Can anyone recommend me something for the house that would say clip on to a door or something, a bar that I could do pull ups or wide grip pulls up's (wide grip is a must to be able to do). Problem is currently living with parents so can't destroy the house with holes in the walls or doors lol. thx


----------



## Hunter84 (Dec 23, 2008)

This caught my eye on telly the other night

http://irongymfitness.com/the-iron-gym-%E2%80%93-the-world%E2%80%99s-1-home-workout-system/

Uses leverage instead of screws!! :thumbup1:


----------



## Danjal (Aug 4, 2009)

Asda are selling them at the moment I think.
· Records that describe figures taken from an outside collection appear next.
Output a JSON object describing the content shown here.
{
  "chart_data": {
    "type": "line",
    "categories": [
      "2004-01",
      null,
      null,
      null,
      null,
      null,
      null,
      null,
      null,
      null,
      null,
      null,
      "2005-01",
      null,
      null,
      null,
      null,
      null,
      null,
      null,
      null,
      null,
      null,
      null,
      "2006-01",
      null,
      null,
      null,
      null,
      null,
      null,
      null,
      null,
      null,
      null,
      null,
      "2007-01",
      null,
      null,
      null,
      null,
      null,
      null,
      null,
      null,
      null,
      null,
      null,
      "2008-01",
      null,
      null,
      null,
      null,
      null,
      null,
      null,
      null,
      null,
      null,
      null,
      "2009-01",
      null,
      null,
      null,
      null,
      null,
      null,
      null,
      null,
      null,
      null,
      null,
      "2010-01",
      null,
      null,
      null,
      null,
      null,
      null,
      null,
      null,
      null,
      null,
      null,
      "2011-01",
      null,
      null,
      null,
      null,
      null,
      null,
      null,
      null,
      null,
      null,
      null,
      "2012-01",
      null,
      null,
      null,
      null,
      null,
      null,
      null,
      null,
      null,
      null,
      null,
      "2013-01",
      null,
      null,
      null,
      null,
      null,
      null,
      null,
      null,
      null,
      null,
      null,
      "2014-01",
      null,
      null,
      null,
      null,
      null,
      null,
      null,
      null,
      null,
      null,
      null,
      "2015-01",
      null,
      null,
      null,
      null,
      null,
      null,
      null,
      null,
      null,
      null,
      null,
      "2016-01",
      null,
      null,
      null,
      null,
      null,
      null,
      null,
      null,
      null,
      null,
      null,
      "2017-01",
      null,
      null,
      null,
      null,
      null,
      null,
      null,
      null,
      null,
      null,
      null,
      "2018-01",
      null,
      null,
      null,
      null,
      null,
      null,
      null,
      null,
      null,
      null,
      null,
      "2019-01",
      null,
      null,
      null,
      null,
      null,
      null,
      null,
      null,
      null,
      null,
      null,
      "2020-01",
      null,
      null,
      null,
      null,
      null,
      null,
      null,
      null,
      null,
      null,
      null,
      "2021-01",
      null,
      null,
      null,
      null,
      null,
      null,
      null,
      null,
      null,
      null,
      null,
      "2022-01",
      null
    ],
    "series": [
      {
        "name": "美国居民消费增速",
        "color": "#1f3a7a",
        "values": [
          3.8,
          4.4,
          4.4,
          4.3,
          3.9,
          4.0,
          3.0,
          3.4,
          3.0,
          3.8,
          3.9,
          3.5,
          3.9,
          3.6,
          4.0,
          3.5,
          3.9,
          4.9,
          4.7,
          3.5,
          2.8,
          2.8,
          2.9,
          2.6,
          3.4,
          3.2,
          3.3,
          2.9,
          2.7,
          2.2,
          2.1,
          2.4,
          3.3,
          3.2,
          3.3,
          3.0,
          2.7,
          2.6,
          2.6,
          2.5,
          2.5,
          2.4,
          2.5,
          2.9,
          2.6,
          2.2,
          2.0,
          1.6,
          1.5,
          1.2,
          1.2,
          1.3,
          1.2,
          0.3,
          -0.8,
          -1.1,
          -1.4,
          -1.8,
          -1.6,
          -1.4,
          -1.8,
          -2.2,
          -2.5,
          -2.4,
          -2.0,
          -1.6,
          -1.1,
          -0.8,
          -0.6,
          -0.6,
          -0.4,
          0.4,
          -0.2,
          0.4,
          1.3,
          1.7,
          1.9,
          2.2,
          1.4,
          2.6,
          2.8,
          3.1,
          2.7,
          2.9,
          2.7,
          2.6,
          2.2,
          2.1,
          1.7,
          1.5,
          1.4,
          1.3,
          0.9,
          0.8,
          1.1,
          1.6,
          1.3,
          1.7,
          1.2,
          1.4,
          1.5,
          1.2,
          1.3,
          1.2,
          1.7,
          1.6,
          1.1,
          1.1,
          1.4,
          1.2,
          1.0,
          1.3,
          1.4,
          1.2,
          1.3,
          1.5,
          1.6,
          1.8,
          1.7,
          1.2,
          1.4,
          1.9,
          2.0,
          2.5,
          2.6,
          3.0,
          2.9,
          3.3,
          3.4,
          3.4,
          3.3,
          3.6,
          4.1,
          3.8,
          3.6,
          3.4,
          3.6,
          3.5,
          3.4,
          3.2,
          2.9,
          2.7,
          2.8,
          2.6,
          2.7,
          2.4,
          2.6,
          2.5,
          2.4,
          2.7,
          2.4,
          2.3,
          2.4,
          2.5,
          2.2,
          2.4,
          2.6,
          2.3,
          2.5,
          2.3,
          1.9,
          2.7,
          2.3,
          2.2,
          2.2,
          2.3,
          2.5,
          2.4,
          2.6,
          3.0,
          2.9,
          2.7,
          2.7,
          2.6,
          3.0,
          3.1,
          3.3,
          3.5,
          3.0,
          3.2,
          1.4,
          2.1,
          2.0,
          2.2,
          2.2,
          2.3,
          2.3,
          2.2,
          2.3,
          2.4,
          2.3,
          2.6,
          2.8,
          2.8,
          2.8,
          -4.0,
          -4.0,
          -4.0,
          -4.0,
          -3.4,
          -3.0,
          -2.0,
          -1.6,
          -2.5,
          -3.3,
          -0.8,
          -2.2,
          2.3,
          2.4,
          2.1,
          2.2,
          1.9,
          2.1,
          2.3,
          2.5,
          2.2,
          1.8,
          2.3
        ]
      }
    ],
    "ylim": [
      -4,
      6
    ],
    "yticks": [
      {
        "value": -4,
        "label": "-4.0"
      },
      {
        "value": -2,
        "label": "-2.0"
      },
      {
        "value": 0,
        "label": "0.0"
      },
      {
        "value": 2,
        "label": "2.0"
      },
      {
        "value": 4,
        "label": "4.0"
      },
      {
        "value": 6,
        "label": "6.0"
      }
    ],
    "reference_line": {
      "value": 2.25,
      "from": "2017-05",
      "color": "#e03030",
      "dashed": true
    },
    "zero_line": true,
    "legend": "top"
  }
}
Was thinking about getting one because I live in a rented house and don't want to have to screw anything into the doors.


----------



## gerg (Aug 17, 2008)

from what i have heard they only fit certain doors, i've seen them sold in boots too for £30


----------



## Greyphantom (Oct 23, 2003)

and the biggest problem I have with things that fit to doors or frames without being attached to the wall via screws/bolts is that they may break the frame... do they have a load limit?


----------



## Van (May 22, 2009)

300 lb is the load limit ^


----------



## bigbob33 (Jan 19, 2009)

I'd rip the door off it's hinges if I used one of those!


----------